Yargıtay Ceza Genel Kurulu’nun 2015/1163 E. 2018/382 K.; Yargıtay 15. Ceza Dairesi’nin 2011/20283 E. 2013/4634 K.; Yargıtay 3. Ceza Dairesi’nin E. 2013/9586 E. 2013/44038 K.; Yargıtay 8. Ceza Dairesi’nin 2017/10644 E. 2017/8089 K. sayılı kararlarında sanık veya müdafisinin talebine rağmen adli para cezasına çevirme hakkında olumlu ya da olumsuz herhangi bir karar verilmemesi bozma nedeni yapılmıştır.
Yargıtay Ceza Genel Kurulu’nun 2017/459 E. 2020/120 K. ve Yargıtay 12. Ceza Dairesi’nin 2019/11595 E. ve 2021/5811 K.; Yargıtay 12. Ceza Dairesi’nin 2020/9353 E. 2022/4119 K. sayılı kararlarında ise dosya kapsamıyla uyuşmayan, yetersiz veya kanun metninin tekrarından ibaret olan gerekçelerle hapis cezasının adli para cezasına çevrilmemiş olması bozma nedeni sayılmıştır.

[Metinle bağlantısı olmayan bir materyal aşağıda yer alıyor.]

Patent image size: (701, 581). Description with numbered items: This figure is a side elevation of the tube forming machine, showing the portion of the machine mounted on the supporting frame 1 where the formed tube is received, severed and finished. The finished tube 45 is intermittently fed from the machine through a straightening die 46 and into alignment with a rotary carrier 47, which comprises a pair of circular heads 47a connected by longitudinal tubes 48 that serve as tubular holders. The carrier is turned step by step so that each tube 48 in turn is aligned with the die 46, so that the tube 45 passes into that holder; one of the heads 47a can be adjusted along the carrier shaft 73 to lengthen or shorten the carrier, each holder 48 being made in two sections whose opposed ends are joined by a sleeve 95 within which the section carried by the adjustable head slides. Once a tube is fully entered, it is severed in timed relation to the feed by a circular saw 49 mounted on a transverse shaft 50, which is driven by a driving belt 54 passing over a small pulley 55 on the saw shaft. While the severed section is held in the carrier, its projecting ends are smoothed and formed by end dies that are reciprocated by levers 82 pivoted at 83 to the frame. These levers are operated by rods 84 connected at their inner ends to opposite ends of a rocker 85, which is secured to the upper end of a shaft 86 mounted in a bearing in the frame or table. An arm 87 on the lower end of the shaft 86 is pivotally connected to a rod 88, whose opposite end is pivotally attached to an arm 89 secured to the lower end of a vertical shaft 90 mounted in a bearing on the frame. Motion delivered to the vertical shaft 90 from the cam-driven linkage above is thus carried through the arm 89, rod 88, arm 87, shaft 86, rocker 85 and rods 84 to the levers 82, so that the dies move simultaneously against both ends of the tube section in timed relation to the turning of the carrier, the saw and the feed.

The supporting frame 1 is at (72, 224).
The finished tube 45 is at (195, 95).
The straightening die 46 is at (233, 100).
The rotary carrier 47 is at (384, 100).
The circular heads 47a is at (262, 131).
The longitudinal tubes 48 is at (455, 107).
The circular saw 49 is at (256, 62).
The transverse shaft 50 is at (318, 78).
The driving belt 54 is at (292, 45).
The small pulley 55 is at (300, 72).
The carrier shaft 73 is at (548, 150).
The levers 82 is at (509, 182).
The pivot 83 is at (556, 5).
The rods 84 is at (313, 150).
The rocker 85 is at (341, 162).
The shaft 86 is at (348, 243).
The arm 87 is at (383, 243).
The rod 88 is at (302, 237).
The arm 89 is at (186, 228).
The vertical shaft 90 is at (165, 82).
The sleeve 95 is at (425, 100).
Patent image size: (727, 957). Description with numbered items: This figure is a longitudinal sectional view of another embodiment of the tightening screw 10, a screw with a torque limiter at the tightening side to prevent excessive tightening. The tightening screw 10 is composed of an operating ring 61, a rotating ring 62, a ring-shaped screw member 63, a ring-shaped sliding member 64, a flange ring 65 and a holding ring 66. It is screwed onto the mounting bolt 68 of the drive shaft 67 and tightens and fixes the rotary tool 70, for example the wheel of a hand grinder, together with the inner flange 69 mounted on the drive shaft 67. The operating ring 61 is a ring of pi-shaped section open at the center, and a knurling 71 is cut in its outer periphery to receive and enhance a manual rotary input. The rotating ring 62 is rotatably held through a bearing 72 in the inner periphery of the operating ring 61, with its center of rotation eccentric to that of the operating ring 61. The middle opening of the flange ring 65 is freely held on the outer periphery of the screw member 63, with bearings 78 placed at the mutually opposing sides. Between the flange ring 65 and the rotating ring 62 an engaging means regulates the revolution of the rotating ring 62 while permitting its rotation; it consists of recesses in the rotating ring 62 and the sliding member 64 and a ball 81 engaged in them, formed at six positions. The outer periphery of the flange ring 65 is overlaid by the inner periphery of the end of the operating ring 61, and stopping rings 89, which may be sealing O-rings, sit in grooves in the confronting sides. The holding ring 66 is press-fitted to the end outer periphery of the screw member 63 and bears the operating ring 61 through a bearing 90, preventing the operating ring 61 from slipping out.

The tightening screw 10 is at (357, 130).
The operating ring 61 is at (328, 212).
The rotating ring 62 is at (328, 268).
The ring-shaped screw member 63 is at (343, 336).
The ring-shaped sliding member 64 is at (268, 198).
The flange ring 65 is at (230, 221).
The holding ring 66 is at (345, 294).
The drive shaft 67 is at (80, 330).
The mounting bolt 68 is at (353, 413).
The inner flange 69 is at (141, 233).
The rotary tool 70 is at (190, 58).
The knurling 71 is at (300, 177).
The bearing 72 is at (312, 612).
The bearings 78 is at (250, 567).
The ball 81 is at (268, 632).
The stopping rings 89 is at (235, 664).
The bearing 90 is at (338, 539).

Yargıtay kararlarından, meselenin gerekçeli karar hakkı ile ilgili olduğu anlaşılmaktadır. Gerekçeli karar hakkının gereği olarak mahkeme ve hakimlerin her türlü kararında dosyadaki deliller üzerinden sübut konusunda nasıl yargıya varıldığı, hukuki tavsifin ne şekilde yapıldığı açık ve ayrıntılı olarak denetime elverişli şekilde yazılmalı, tarafların ciddi ve sonuca etkili olacak talepleri konusunda kabul veya ret kararı verilirken yeterli tartışma yapılmalı, doyurucu gerekçeye yer verilmelidir.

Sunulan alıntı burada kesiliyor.